Four ways Reaching the Unreached project empowered women and girls through ODL
27 January 2018

GIRLS Inspire – Reaching the Unreached (RtU) project was launched to reach women and girls who are prevented from attending school by barriers such as early marriage, cultural norms and distance from schools in remote and disadvantaged communities of BangladeshIndia and Pakistan. Since 2016, the project provided education and training in market-demanded skills and connected more women and girls to sustainable livelihood opportunities. The project recently concluded a baseline-endline study which revealed some of the impact that it had had on these women and girls. How did the project achieve its mandate?

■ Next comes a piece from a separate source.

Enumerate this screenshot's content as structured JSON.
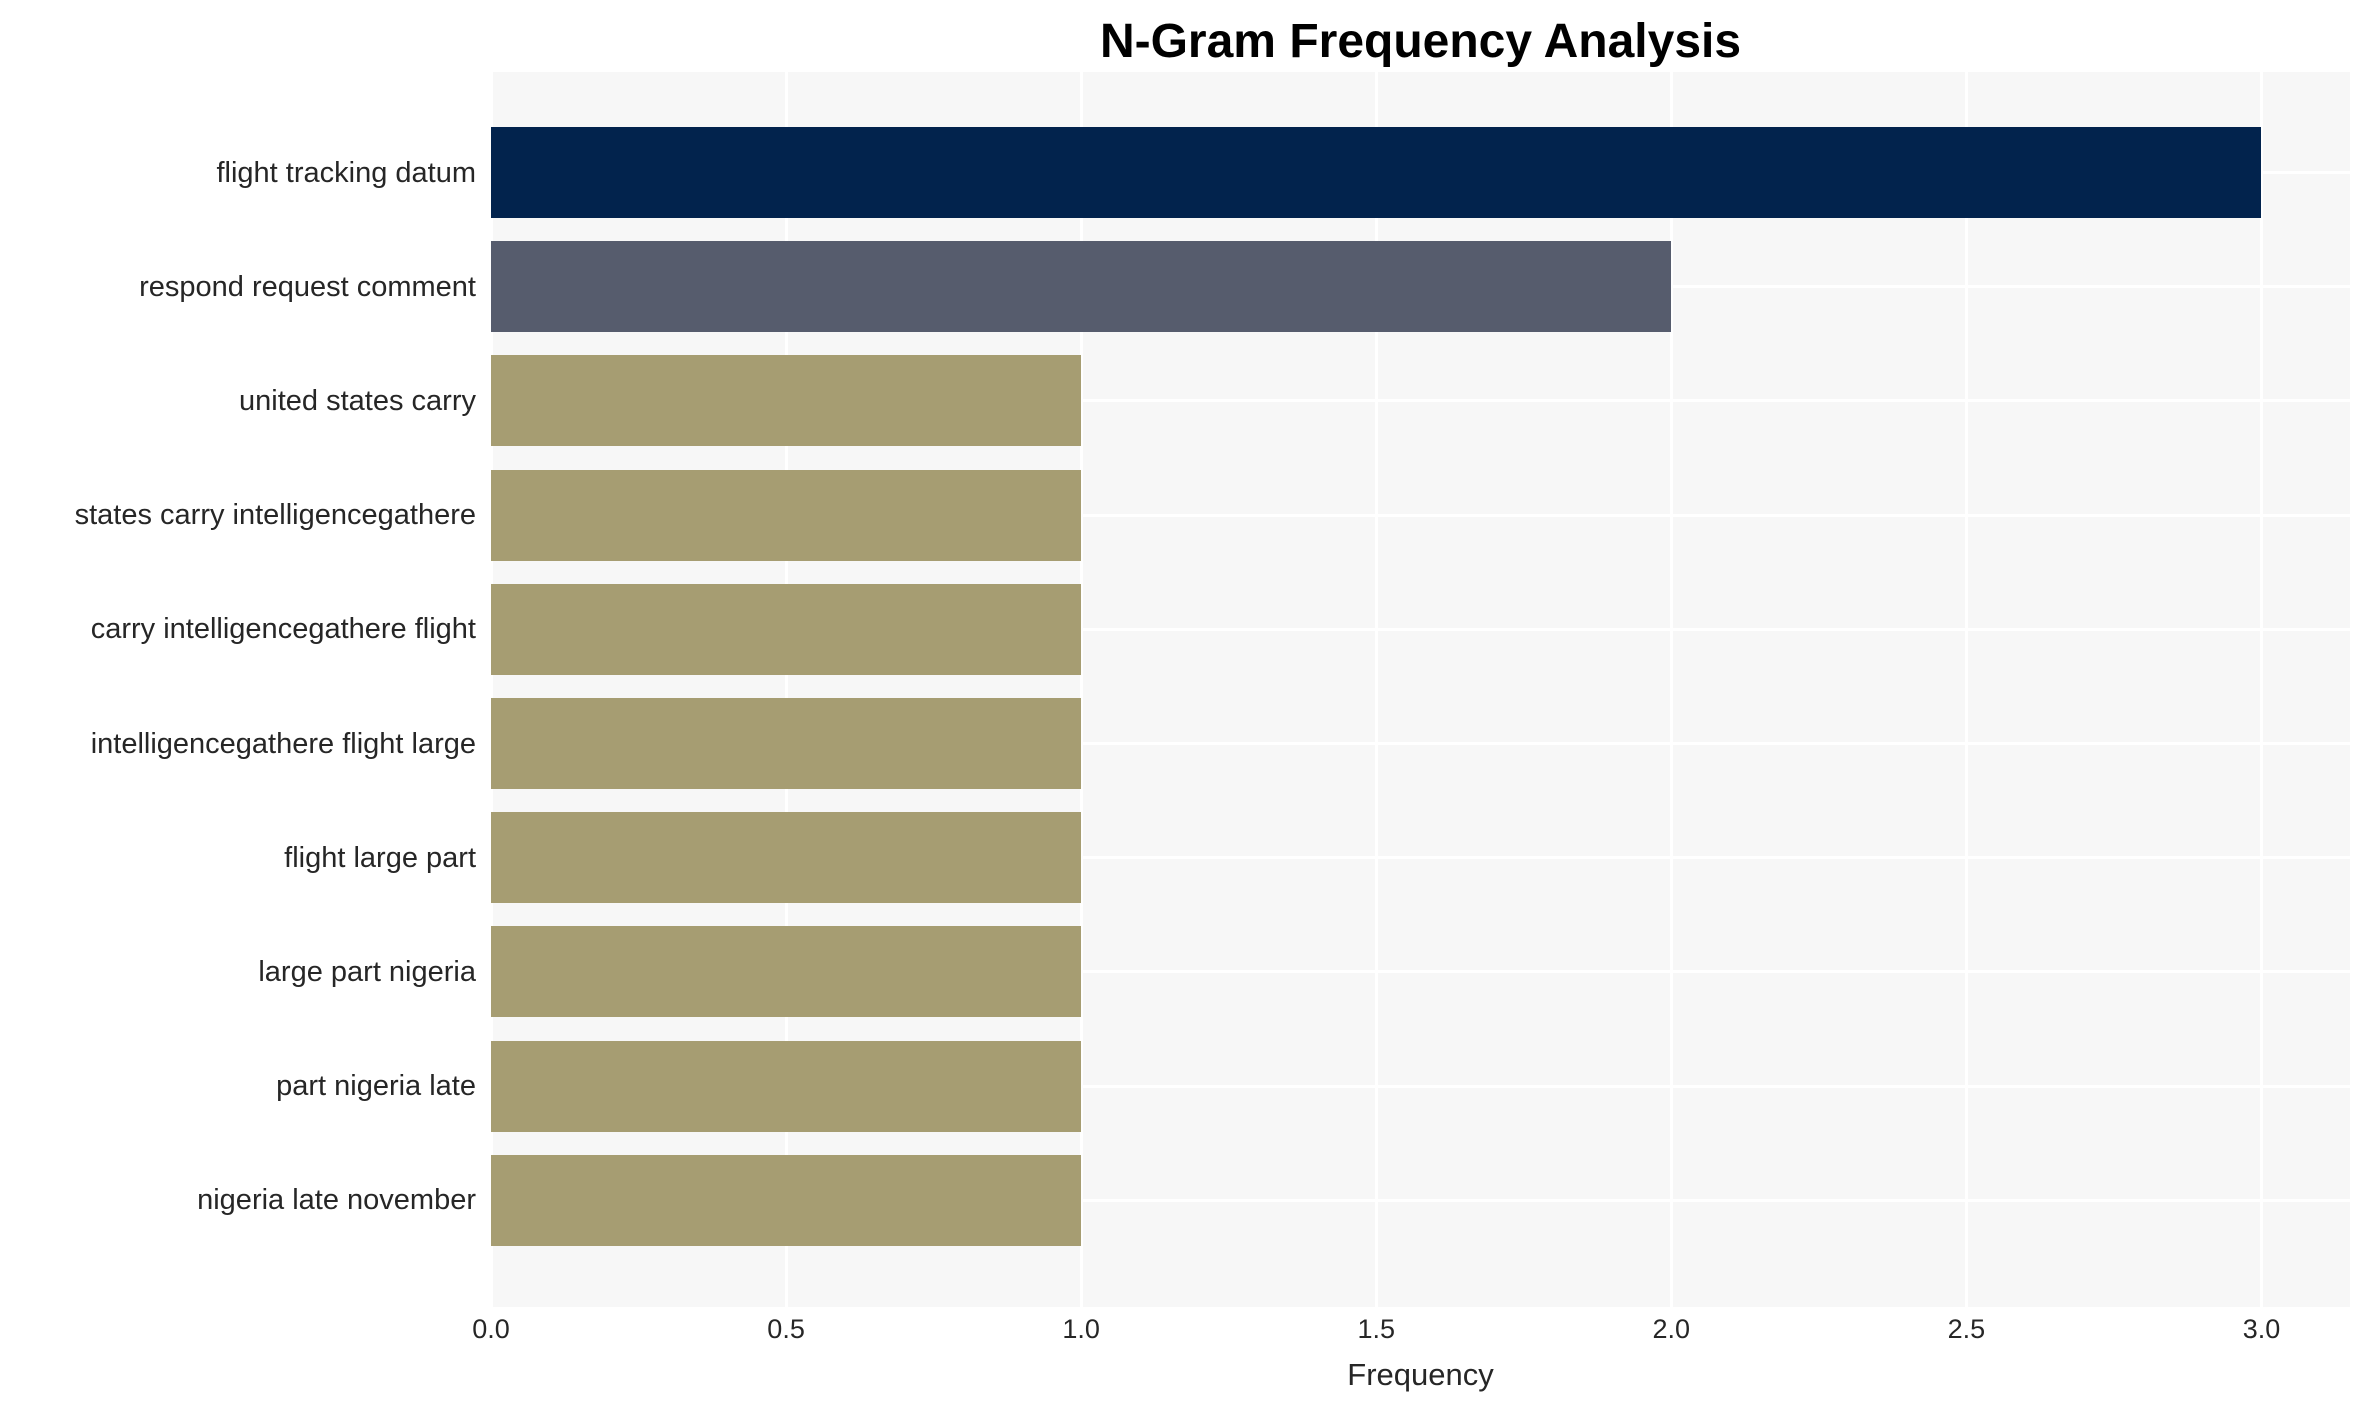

Firstly, understanding the barriers to women’s and girls’ education was key to the effective coordination of the project. The project targeted communities and villages where women and girls had low rates of economic participation. The project’s baseline study found that many of the participants dropped out of school for various reasons. 94 per cent of respondents reported having attended some primary school, 64 per cent reported having attended some secondary school and 7 per cent reported never having attended any school at all. Cultural and socio-economic reasons create barriers to women and girls’ education. The RtU baseline-endline study showed that the top three reasons women and girls drop out of school are poverty, child marriage and being prohibited by their families from attending school. Therefore, knowing and understanding the barriers women and girls face was crucial in delivering affordable training in supportive learning environments.

Secondly, the growing support for women’s and girls’ education in some communities in these three countries has been one of the pillars of successful empowerment projects. However, women and girls cannot receive education if they are not permitted or supported by their larger community. The RtU project conducted 120 community advocacy events reaching at least 54,287 community members in support of women and girls’ education. As a result, the project saw a transformation in community members’ support. At baseline, only 33.7 per cent of the community members surveyed rated the community’s support for women’s and girls’ education as good to very good. At endline, the respondents overwhelmingly rated their community’s support as good or very good at 97.9 per cent.

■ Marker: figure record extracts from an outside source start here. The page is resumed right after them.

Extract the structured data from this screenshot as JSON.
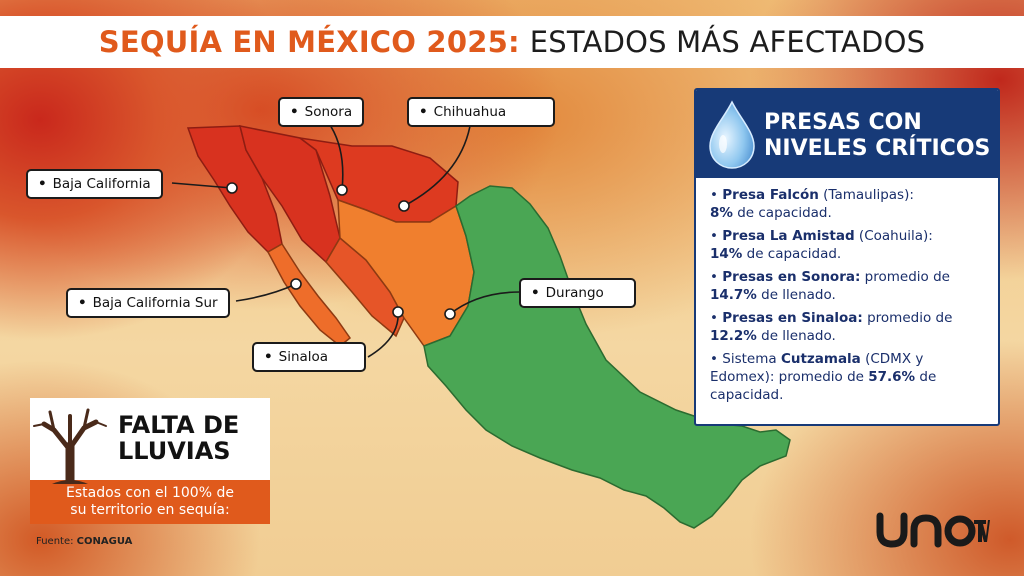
{
  "title": {
    "highlight": "SEQUÍA EN MÉXICO 2025:",
    "rest": "ESTADOS MÁS AFECTADOS"
  },
  "states": {
    "sonora": "Sonora",
    "chihuahua": "Chihuahua",
    "baja_california": "Baja California",
    "baja_california_sur": "Baja California Sur",
    "sinaloa": "Sinaloa",
    "durango": "Durango"
  },
  "dams": {
    "title_line1": "PRESAS CON",
    "title_line2": "NIVELES CRÍTICOS",
    "items": [
      {
        "name": "Presa Falcón",
        "region": " (Tamaulipas):",
        "value": "8%",
        "suffix": " de capacidad."
      },
      {
        "name": "Presa La Amistad",
        "region": " (Coahuila):",
        "value": "14%",
        "suffix": " de capacidad."
      },
      {
        "lead": "Presas en Sonora:",
        "mid": " promedio de ",
        "value": "14.7%",
        "suffix": " de llenado."
      },
      {
        "lead": "Presas en Sinaloa:",
        "mid": " promedio de ",
        "value": "12.2%",
        "suffix": " de llenado."
      },
      {
        "pre": "Sistema ",
        "name": "Cutzamala",
        "region": " (CDMX y Edomex): promedio de ",
        "value": "57.6%",
        "suffix": " de capacidad."
      }
    ]
  },
  "rain": {
    "line1": "FALTA DE",
    "line2": "LLUVIAS",
    "sub_line1": "Estados con el 100% de",
    "sub_line2": "su territorio en sequía:"
  },
  "source": {
    "label": "Fuente:",
    "value": "CONAGUA"
  },
  "logo": {
    "uno": "UNO",
    "tv": "TV"
  },
  "colors": {
    "title_accent": "#e05a1c",
    "drought_red": "#d8321f",
    "drought_orange": "#ef7b2c",
    "normal_green": "#4aa654",
    "panel_blue": "#173a78"
  },
  "icons": [
    "water-drop-icon",
    "dead-tree-icon"
  ]
}
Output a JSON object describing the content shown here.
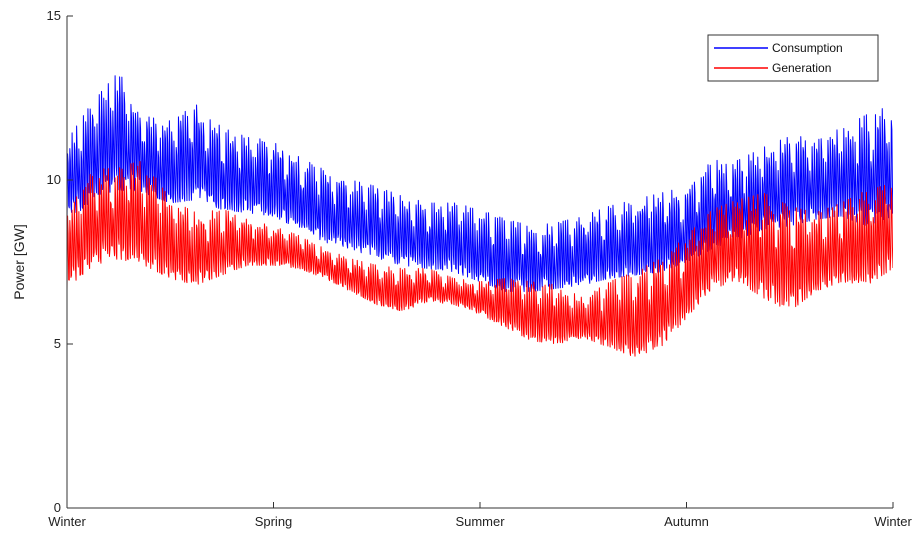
{
  "chart_data": {
    "type": "line",
    "title": "",
    "xlabel": "",
    "ylabel": "Power [GW]",
    "ylim": [
      0,
      15
    ],
    "yticks": [
      0,
      5,
      10,
      15
    ],
    "x_categories": [
      "Winter",
      "Spring",
      "Summer",
      "Autumn",
      "Winter"
    ],
    "xlim": [
      0,
      4
    ],
    "grid": false,
    "legend_position": "top-right",
    "colors": {
      "consumption": "#0000ff",
      "generation": "#ff0000"
    },
    "series": [
      {
        "name": "Consumption",
        "color": "#0000ff",
        "envelope_x": [
          0,
          0.125,
          0.25,
          0.375,
          0.5,
          0.625,
          0.75,
          0.875,
          1.0,
          1.125,
          1.25,
          1.375,
          1.5,
          1.625,
          1.75,
          1.875,
          2.0,
          2.125,
          2.25,
          2.375,
          2.5,
          2.625,
          2.75,
          2.875,
          3.0,
          3.125,
          3.25,
          3.375,
          3.5,
          3.625,
          3.75,
          3.875,
          4.0
        ],
        "envelope_low": [
          8.7,
          9.4,
          9.7,
          9.6,
          9.3,
          9.4,
          9.1,
          9.0,
          8.9,
          8.5,
          8.1,
          7.9,
          7.6,
          7.4,
          7.3,
          7.2,
          6.9,
          6.6,
          6.6,
          6.7,
          6.8,
          7.0,
          7.1,
          7.2,
          7.5,
          7.9,
          8.2,
          8.5,
          8.6,
          8.8,
          8.9,
          8.6,
          8.9
        ],
        "envelope_high": [
          11.2,
          12.4,
          13.3,
          12.0,
          11.8,
          12.3,
          11.6,
          11.3,
          11.2,
          10.7,
          10.3,
          10.0,
          9.8,
          9.5,
          9.3,
          9.3,
          9.1,
          8.8,
          8.6,
          8.7,
          8.9,
          9.2,
          9.4,
          9.6,
          9.8,
          10.6,
          10.6,
          11.0,
          11.4,
          11.3,
          11.6,
          12.0,
          12.3
        ]
      },
      {
        "name": "Generation",
        "color": "#ff0000",
        "envelope_x": [
          0,
          0.125,
          0.25,
          0.375,
          0.5,
          0.625,
          0.75,
          0.875,
          1.0,
          1.125,
          1.25,
          1.375,
          1.5,
          1.625,
          1.75,
          1.875,
          2.0,
          2.125,
          2.25,
          2.375,
          2.5,
          2.625,
          2.75,
          2.875,
          3.0,
          3.125,
          3.25,
          3.375,
          3.5,
          3.625,
          3.75,
          3.875,
          4.0
        ],
        "envelope_low": [
          6.6,
          7.4,
          7.6,
          7.4,
          7.0,
          6.8,
          7.1,
          7.4,
          7.4,
          7.3,
          7.0,
          6.6,
          6.2,
          6.0,
          6.3,
          6.2,
          5.9,
          5.5,
          5.1,
          5.0,
          5.2,
          4.9,
          4.6,
          4.9,
          5.8,
          6.7,
          6.9,
          6.4,
          6.0,
          6.6,
          6.9,
          6.8,
          7.3
        ],
        "envelope_high": [
          9.0,
          10.3,
          10.4,
          10.6,
          9.4,
          9.0,
          9.1,
          8.9,
          8.6,
          8.3,
          7.9,
          7.6,
          7.4,
          7.3,
          7.3,
          7.0,
          6.9,
          7.0,
          6.9,
          6.8,
          6.4,
          6.9,
          7.2,
          7.6,
          8.3,
          9.1,
          9.4,
          9.6,
          9.2,
          9.0,
          9.3,
          9.7,
          9.9
        ]
      }
    ]
  }
}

The significance of building confidence in women and girls for decision making cannot be overemphasised.  To be able to make one’s own decision breeds confidence and contributes to empowerment. To boost the morale of these learners, life skills training was taken by every woman and girl who registered in the RtU project, with modules on health and hygiene, financial literacy and entrepreneurship, social rights awareness, and employment opportunities and linkages being offered. The training had a huge impact on their perceptions of confidence. In fact, only 19 per cent of the women and girls in the survey expressed ability to make decisions about their health to be good or very good at baseline. At endline, this had risen to 98 per cent. Women and girls felt more confident to make decisions because of the programme. Moreover, at baseline only 23 per cent of the respondents thought that they had the capacity to participate in and impact family decision making. At endline, when asked what impact the training had had on their ability to do so, 41 per cent reported some impact, and 55 per cent reported a significant impact.

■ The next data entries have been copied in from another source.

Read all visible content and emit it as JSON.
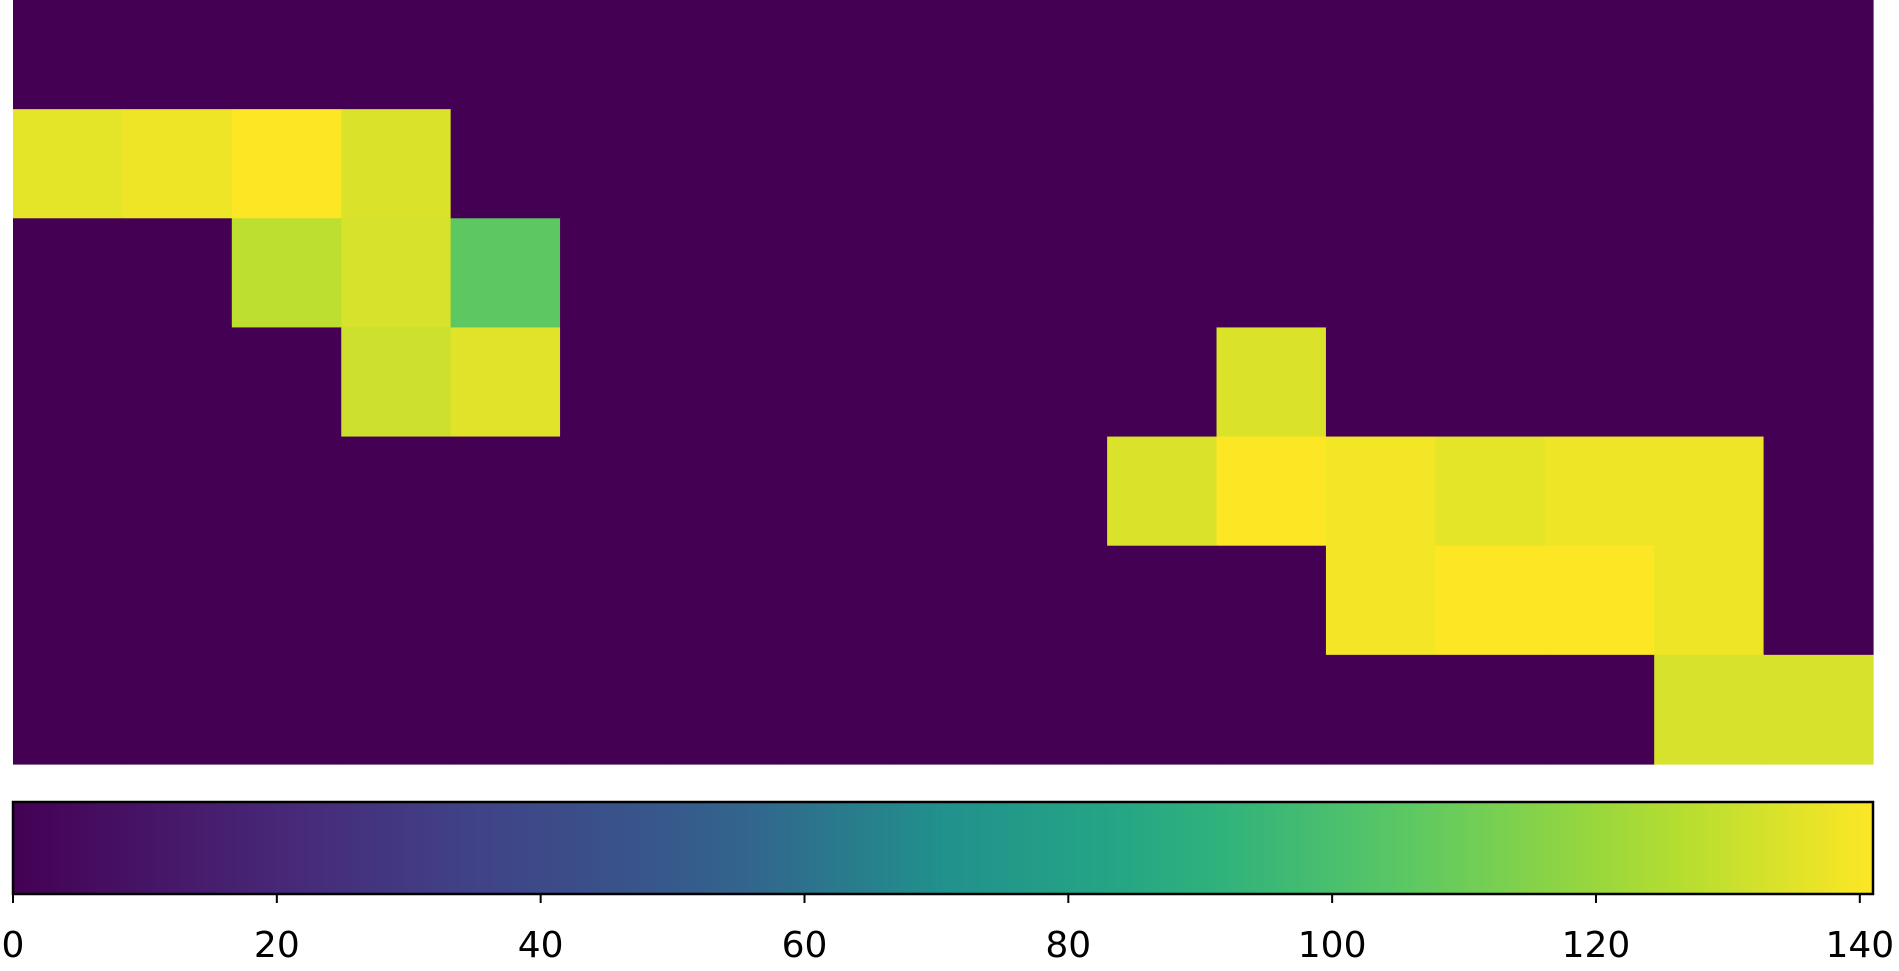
{
  "chart_data": {
    "type": "heatmap",
    "title": "",
    "xlabel": "",
    "ylabel": "",
    "rows": 7,
    "cols": 17,
    "colormap": "viridis",
    "vmin": 0,
    "vmax": 141,
    "values": [
      [
        0,
        0,
        0,
        0,
        0,
        0,
        0,
        0,
        0,
        0,
        0,
        0,
        0,
        0,
        0,
        0,
        0
      ],
      [
        136,
        138,
        141,
        134,
        0,
        0,
        0,
        0,
        0,
        0,
        0,
        0,
        0,
        0,
        0,
        0,
        0
      ],
      [
        0,
        0,
        128,
        133,
        106,
        0,
        0,
        0,
        0,
        0,
        0,
        0,
        0,
        0,
        0,
        0,
        0
      ],
      [
        0,
        0,
        0,
        131,
        135,
        0,
        0,
        0,
        0,
        0,
        0,
        134,
        0,
        0,
        0,
        0,
        0
      ],
      [
        0,
        0,
        0,
        0,
        0,
        0,
        0,
        0,
        0,
        0,
        134,
        141,
        139,
        136,
        138,
        138,
        0
      ],
      [
        0,
        0,
        0,
        0,
        0,
        0,
        0,
        0,
        0,
        0,
        0,
        0,
        139,
        141,
        141,
        138,
        0
      ],
      [
        0,
        0,
        0,
        0,
        0,
        0,
        0,
        0,
        0,
        0,
        0,
        0,
        0,
        0,
        0,
        133,
        133
      ]
    ],
    "colorbar": {
      "orientation": "horizontal",
      "range": [
        0,
        141
      ],
      "ticks": [
        0,
        20,
        40,
        60,
        80,
        100,
        120,
        140
      ],
      "tick_labels": [
        "0",
        "20",
        "40",
        "60",
        "80",
        "100",
        "120",
        "140"
      ]
    },
    "grid": false,
    "legend": "none"
  }
}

Lastly, the project connected learners to economic opportunities so that they would be better able to provide for themselves and their families. These learners were exposed to income generating opportunities as well as access to banking to foster economic independence. The women and girls also expressed a difference. At baseline, when asked if they currently had the skills or capacity to find employment, 90.2 per cent of the respondents said they did not. At the endline, this trend had reversed, with 82.1 per cent of the respon­dents saying that the training had provided them with the skills or capacity they needed to find employment.

Thanks to a grant from the Government of Australia, the RtU project provided education opportunities to women and girls in Bangladesh, India and Pakistan. The project mobilised the power of open and distance learning (ODL) to provide secondary schooling and skills training to women and girls who are prevented from attending schools by barriers such as early marriage, cultural norms and distance from schools.